Rechtsradikaler Koalitionspartner will Wahlrecht ändern
Polnischer Vorstoß gegen deutsche Minderheitenrechte sorgt für Wirbel

Polens Regierung belastet mit einem Vorstoß gegen die Wahlrechte der deutschen Minderheit im Land erneut die deutsch-polnischen Beziehungen.

WARSCHAU. Im Vorfeld der Kommunalwahlen am 12. November wollen die in der Regierung vertretenen Nationalisten das Privileg abschaffen, wonach nationale Minderheiten nicht an die Fünf-Prozent-Hürde gebunden sind. Zusätzliche Brisanz erhielt der Vorschlag dadurch, dass Premier Jaroslaw Kaczynski Rückendeckung signalisierte. „Wir dürfen keine Asymmetrie zulassen“, sagte er. Wer in Polen Rechte für Minderheiten beanspruche, müsse diese auch den polnischen Landsleuten in Deutschland gewähren, so Kaczynski.

Nach einem Gespräch mit Bundeskanzlerin Angela Merkel machte der Regierungschef am Sonntag allerdings einen Rückzieher.

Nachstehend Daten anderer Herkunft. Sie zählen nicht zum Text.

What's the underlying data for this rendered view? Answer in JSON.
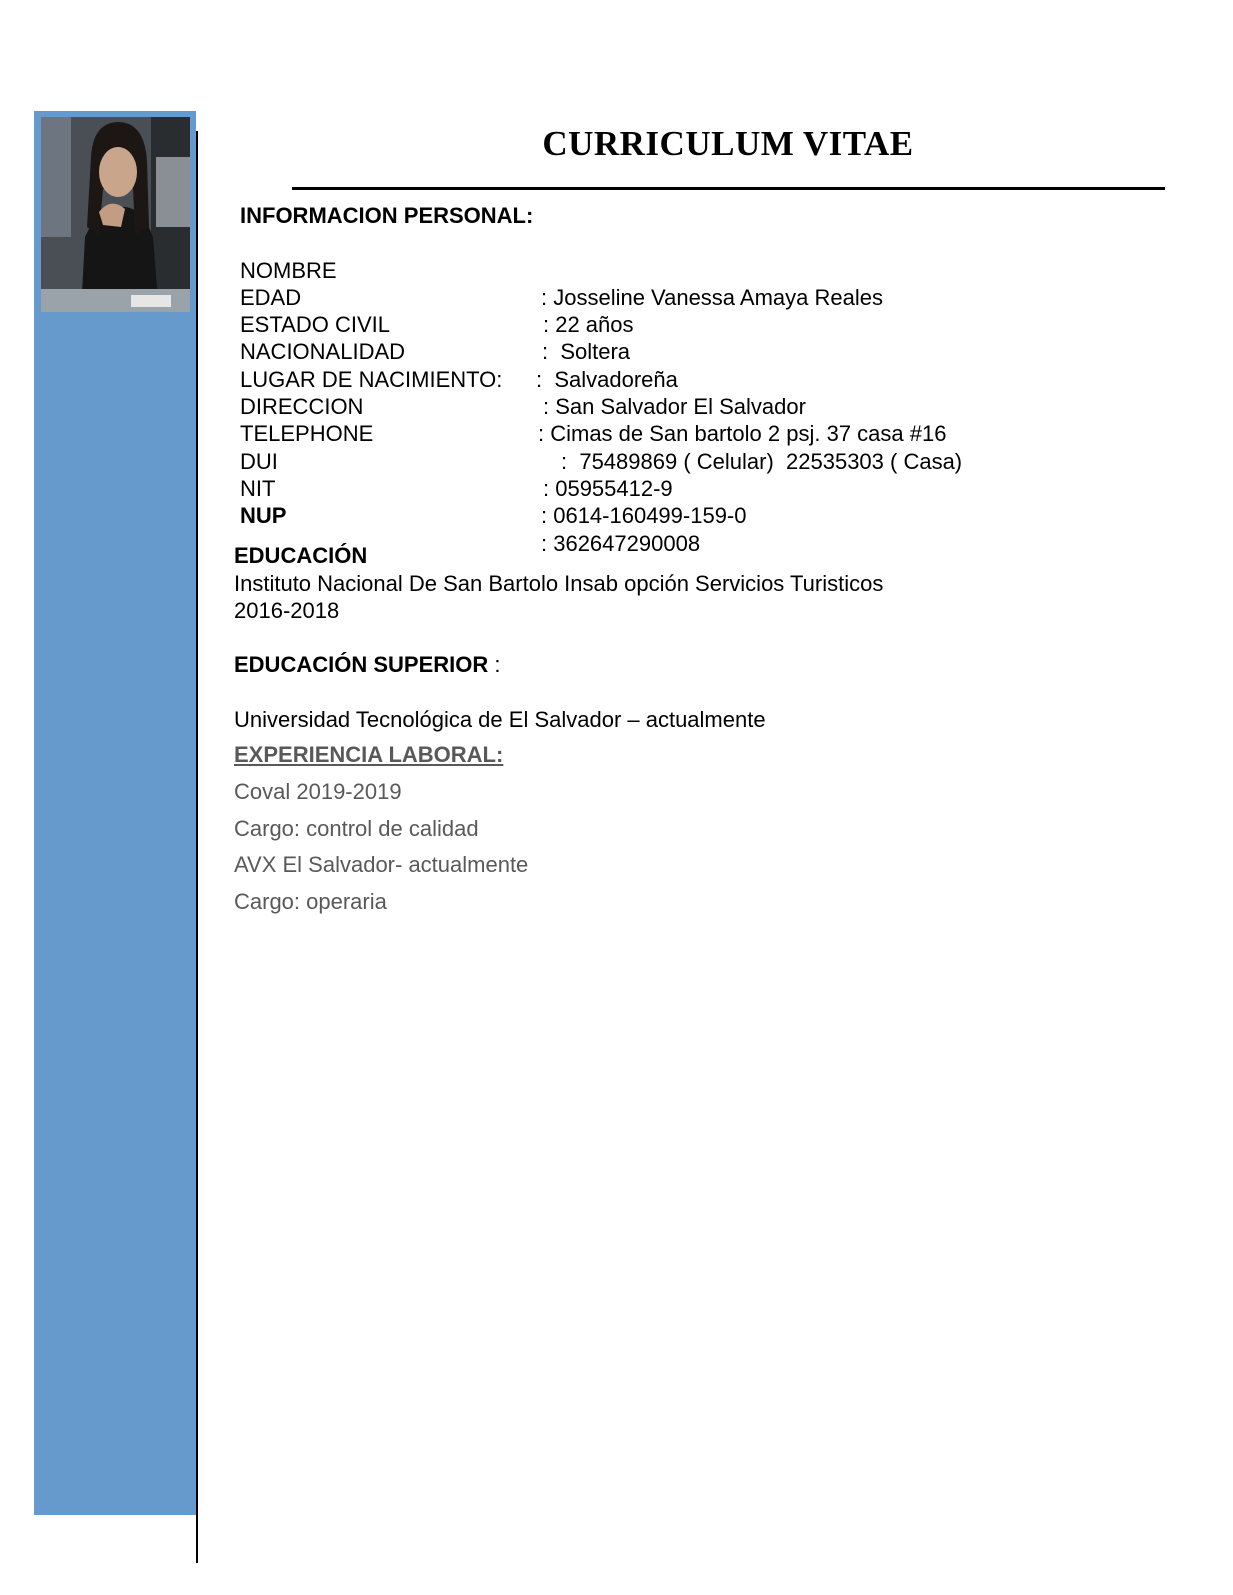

Kaczynski habe sich zum weiteren Schutz der Rechte der deutschen Minderheit bekannt, sagte Merkel nach einem Treffen mit dem Premier am Rande eines EU-Asien-Gipfels in Helsinki. Die polnische Regierung wolle an den im Nachbarschaftsvertrag von 1991 garantierten Minderheitenrechten nichts ändern.

Bislang kann die deutsche Minderheit in Polen schon dann Abgeordnete ins Parlament schicken, wenn sie in einem einzigen Wahlkreis fünf Prozent erreicht. Diese Regelung ist international üblich. Auch das deutsche Wahlgesetz räumt nationalen Minderheiten das Recht auf eine parlamentarische Vertretung ein. In Polen leben rund 300 000 Deutschstämmige, überwiegend in der Region Opole (Oppeln) in Oberschlesien. Sie haben zwei Abgeordnete ins Parlament entsandt.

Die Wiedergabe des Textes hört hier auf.